Luiz de Abreu’s research on dance and performance presents the black body in a state of denunciation. The videos that comprise the 35th Bienal are documents of Brazil from the mid-1990s to the mid-2000s. In them, the artist confronts the experience of a racism that resisted collective and institutional elaboration, but with poignant effects of racial subjugation on economic, sociopolitical, and subjective levels. The choreographies presumed for Black people in the context of the myth of racial democracy are explored in the artist’s work, who employs his body to respond to the stereotypes that arise and confine the expected symbolic repertoire for black arts. The country is the presence that sustains and shapes the scenes, whether as the backdrop for the set in Black Fashion (2006), as the flag that adorns the stage and the artist in Samba do crioulo doido (2004), or through classic themes of Brazilianness that form the soundtrack of the works. But, after all, how does a Black body dance? And what effects and affects can (or can’t) a question elaborated in these terms generate? Although the artist states that he does not create on the basis of genres,¹ 1 the audience’s white, cisgendered, and perverse laughter affirms comedy, as it is provoked in scenes that could cause deep discomfort if the audience were able to recognize the tragedy experienced by Black people. The performer’s laughter, on the other hand, enters and exits the scene showing choreographic marking; it is a joy that reveals its artificiality, because it is decomposed as gesture, just as all the qualities and movements attributed to the black body are. In Autópsia [Autopsy] (1997), the room for laughter has closed.

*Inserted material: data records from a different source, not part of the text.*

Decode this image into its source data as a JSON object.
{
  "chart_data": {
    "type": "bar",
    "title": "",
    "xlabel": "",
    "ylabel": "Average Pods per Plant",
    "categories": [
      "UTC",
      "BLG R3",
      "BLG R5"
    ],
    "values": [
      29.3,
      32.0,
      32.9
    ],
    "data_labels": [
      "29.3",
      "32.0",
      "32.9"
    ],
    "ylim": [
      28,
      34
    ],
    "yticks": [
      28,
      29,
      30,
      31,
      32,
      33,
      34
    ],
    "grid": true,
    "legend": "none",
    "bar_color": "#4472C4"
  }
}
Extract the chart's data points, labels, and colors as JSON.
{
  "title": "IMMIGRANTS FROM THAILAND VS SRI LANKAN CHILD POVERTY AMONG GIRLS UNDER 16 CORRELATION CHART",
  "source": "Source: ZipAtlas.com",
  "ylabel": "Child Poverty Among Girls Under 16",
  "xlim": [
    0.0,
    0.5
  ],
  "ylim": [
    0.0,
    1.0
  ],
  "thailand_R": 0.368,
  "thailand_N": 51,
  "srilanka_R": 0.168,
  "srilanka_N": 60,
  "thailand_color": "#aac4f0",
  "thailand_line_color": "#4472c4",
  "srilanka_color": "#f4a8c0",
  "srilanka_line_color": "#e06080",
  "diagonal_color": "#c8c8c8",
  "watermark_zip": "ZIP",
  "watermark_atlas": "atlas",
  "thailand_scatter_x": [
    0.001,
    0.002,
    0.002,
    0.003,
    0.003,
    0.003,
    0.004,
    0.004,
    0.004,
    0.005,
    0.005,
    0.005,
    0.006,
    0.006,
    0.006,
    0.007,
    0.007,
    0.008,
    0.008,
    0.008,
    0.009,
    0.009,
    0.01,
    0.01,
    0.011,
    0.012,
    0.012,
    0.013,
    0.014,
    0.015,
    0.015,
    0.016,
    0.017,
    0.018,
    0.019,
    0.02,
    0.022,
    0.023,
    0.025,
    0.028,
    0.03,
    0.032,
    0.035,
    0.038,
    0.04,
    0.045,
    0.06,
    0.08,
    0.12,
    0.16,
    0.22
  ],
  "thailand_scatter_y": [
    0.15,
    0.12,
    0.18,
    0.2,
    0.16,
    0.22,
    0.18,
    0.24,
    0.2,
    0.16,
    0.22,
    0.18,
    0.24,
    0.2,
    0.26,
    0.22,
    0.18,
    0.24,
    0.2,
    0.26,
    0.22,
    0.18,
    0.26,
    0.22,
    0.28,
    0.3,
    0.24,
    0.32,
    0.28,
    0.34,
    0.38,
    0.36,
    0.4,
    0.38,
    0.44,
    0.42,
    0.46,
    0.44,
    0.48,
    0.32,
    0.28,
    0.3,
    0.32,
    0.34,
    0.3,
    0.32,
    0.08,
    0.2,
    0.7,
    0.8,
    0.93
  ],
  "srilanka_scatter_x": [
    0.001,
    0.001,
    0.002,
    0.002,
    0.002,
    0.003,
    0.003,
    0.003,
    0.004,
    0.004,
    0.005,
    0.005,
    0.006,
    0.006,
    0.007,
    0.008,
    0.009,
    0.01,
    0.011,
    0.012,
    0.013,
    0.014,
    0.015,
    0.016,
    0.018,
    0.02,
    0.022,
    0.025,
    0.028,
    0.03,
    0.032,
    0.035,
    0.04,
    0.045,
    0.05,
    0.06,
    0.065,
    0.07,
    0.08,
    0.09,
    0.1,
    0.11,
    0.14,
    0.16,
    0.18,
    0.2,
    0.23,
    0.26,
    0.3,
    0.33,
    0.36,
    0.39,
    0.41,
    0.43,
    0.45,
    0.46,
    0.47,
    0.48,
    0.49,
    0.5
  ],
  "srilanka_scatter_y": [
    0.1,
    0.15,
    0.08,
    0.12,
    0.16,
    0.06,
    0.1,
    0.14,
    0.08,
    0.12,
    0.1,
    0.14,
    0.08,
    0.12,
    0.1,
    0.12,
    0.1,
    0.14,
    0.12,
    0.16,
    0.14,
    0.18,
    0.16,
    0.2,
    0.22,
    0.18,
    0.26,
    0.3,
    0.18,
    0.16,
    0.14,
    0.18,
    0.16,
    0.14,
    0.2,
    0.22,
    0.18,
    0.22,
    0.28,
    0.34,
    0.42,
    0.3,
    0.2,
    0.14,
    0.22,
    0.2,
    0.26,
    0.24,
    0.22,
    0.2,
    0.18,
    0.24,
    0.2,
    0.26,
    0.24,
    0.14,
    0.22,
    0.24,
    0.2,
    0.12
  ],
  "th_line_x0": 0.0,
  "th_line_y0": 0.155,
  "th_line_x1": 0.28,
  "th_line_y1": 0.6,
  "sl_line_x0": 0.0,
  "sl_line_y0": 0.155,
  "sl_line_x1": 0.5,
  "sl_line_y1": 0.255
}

In the unbearable reproduction of the horror of the reports of violence narrated off-screen, he opens a gregarious space for solidarity and for ritual, returning, perhaps, to the memory of a liturgical dimension that his dance, undoubtedly contemporary, has apprehended since the Umbanda terreiros.

cíntia guedes
translated from portuguese by philip somervell

1. According to an interview given to Rádio França Internacional Brasil, on the program RFI Convida Luiz de Abreu, on March 13th, 2020. Available at: www.youtube.com/ watch?v=g0ALs1cTW0Q&ab_channel=RFIBra – sil. Accessed on: May 18th, 2023.

Luiz de Abreu (Araguari, MG, Brazil – 1963. Lives in Salvador, BA, Brazil) began to dance in the mid-1960s at the Umbanda terreiro (Afro-Brazilian shrine), guided by his grandmother. At the age of sixteen, he joined dance academies and amateur groups. He graduated in Dance at the Faculdade Angel Vianna in Rio de Janeiro and completed his master’s degree from the Universidade Federal de Uberlândia. He has worked with different dance companies in Belo Horizonte and, in the mid-1990s, he began a solo career in São Paulo. For over forty years he has been developing dance works that deal with issues of color, race, and gender. His best known work is Samba do crioulo doido, which is currently part of the permanent collection of the Centre Pompidou (Paris, France). Abreu has performed in countries such as Germany, France, Portugal, Croatia, Cuba, Spain, England, Mali, and in various contemporary dance festivals in Brazil. He participated in the 7th Bienal do Mercosul (Porto Alegre, RS, Brazil), presented the solo piece Travesti at the 1st Mostra Sesc de Dança (São Paulo, Brazil) and participated in the 21st Bienal Sesc_Videobrasil (São Paulo, Brazil). He currently lives in Salvador, where he continues to develop his work and is pursuing a doctorate in Dance at the Universidade Federal da Bahia.